Though he’d trained extensively, Dowdy had never actually covered the full mileage required of an Ironman triathlete. The distances of each event by themselves require absolute determination. When grouped together in one day, they require the discipline of proper pacing and an iron will.
Dowdy said there was a third element that helped see him through the day.
“I realized you need encouragement from other people,” he said. “You could probably do it by yourself and I’m sure there were guys out there who drove down by themselves, raced by themselves and drove themselves home.
“But it makes a huge difference to have people encourage you—both people who are running it with you and people cheering from the sidelines.”
A person’s body can just lock up and say, “No more,” Dowdy said. His son Micah, in fact, had completed an Ironman distance race in North Carolina last year but was unable to finish this year because of a bacterial infection that cropped up and took him out of the competition after mile 19 of the marathon.

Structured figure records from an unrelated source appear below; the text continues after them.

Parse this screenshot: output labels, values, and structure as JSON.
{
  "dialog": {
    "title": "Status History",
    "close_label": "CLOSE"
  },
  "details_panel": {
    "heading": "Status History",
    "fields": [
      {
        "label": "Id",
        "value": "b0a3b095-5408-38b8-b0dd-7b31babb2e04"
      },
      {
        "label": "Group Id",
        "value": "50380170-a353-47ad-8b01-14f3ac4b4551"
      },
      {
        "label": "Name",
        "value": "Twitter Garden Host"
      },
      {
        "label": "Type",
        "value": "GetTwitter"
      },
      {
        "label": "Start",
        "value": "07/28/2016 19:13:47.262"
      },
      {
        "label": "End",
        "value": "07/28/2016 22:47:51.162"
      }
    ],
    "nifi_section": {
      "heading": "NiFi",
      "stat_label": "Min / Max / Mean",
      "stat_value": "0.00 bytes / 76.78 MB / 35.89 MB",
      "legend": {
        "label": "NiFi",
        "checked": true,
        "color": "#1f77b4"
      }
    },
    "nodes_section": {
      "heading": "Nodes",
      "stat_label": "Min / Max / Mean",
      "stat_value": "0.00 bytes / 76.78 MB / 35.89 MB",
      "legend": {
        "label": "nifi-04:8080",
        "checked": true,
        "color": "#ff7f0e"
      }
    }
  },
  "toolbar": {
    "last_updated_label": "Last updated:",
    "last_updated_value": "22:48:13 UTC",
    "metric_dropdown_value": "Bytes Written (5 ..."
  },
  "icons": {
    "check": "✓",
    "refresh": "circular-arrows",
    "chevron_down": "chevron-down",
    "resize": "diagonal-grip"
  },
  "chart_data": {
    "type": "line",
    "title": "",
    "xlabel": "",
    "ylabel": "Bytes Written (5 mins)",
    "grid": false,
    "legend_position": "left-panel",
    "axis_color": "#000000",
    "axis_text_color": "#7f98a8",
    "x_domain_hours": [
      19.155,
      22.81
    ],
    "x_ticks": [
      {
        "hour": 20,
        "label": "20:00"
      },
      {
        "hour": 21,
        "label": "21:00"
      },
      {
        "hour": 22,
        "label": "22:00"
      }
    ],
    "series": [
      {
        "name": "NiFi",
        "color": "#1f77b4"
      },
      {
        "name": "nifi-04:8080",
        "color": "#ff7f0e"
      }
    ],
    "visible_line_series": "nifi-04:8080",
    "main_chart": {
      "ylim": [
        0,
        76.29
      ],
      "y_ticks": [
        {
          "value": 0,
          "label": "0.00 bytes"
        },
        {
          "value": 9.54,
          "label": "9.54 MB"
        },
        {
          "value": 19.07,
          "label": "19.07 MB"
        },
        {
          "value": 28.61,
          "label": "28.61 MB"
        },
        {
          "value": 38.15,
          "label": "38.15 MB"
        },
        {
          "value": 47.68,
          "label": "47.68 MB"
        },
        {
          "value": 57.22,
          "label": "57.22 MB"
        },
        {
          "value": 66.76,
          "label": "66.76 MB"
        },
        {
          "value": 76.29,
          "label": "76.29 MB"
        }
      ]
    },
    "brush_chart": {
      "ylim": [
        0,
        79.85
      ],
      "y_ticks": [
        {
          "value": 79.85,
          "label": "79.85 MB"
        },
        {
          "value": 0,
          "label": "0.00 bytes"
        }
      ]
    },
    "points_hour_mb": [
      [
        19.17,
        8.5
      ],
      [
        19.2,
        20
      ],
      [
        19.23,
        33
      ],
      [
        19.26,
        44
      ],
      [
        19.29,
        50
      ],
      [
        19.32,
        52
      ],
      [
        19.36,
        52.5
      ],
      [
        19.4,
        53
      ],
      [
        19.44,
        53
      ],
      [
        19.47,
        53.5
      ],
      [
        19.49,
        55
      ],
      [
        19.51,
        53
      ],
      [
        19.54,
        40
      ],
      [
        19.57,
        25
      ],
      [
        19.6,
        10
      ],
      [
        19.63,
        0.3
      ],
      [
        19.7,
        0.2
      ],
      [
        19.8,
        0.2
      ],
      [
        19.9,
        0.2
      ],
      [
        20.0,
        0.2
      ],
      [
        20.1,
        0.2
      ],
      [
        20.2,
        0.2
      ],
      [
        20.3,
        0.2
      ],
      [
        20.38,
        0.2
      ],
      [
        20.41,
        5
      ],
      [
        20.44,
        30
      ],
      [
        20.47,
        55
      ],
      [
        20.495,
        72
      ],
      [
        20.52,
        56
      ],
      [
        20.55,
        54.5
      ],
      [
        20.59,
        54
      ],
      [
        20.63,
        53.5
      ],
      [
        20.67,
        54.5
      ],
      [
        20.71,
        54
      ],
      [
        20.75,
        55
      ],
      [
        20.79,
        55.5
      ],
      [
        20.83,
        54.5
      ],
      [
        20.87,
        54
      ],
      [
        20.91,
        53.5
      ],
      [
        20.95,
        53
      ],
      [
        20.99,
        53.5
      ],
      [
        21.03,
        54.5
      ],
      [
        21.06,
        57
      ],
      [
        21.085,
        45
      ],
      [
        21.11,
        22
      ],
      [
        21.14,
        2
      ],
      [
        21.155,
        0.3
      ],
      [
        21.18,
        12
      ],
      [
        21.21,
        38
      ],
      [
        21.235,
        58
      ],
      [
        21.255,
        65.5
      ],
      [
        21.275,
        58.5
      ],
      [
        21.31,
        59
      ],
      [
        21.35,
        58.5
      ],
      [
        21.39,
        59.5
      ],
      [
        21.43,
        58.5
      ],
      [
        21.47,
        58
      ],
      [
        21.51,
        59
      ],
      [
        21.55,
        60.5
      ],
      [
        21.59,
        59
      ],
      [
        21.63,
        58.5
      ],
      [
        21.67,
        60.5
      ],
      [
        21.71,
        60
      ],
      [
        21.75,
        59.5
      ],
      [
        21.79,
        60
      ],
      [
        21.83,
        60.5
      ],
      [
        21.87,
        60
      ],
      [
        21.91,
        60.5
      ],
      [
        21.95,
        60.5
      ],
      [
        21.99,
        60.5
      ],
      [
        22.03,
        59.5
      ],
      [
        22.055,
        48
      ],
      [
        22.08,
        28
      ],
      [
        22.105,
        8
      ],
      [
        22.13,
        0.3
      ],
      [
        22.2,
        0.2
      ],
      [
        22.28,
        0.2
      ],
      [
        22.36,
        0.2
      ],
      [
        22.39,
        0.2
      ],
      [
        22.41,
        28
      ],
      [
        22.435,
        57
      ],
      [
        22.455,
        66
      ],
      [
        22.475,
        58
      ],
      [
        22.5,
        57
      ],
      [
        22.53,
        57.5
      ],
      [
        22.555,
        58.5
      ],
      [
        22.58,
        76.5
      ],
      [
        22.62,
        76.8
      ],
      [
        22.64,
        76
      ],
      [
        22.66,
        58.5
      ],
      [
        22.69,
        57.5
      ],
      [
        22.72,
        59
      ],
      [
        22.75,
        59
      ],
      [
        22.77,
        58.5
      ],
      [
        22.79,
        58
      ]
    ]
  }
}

Still, Dowdy said, completing an Ironman is so much easier than living as a bivocational pastor.
“It was hard and there were a lot of early mornings and late nights of training,” he said. “But when I think of the day-in, day-out balancing act bivocational pastors endure, I remember that a triathlon only hints at what these guys experience in their ministries.”
After 140 miles, 14 hours and 47 minutes, of swimming, biking and running, Dowdy crossed the finish line of Ironman Florida.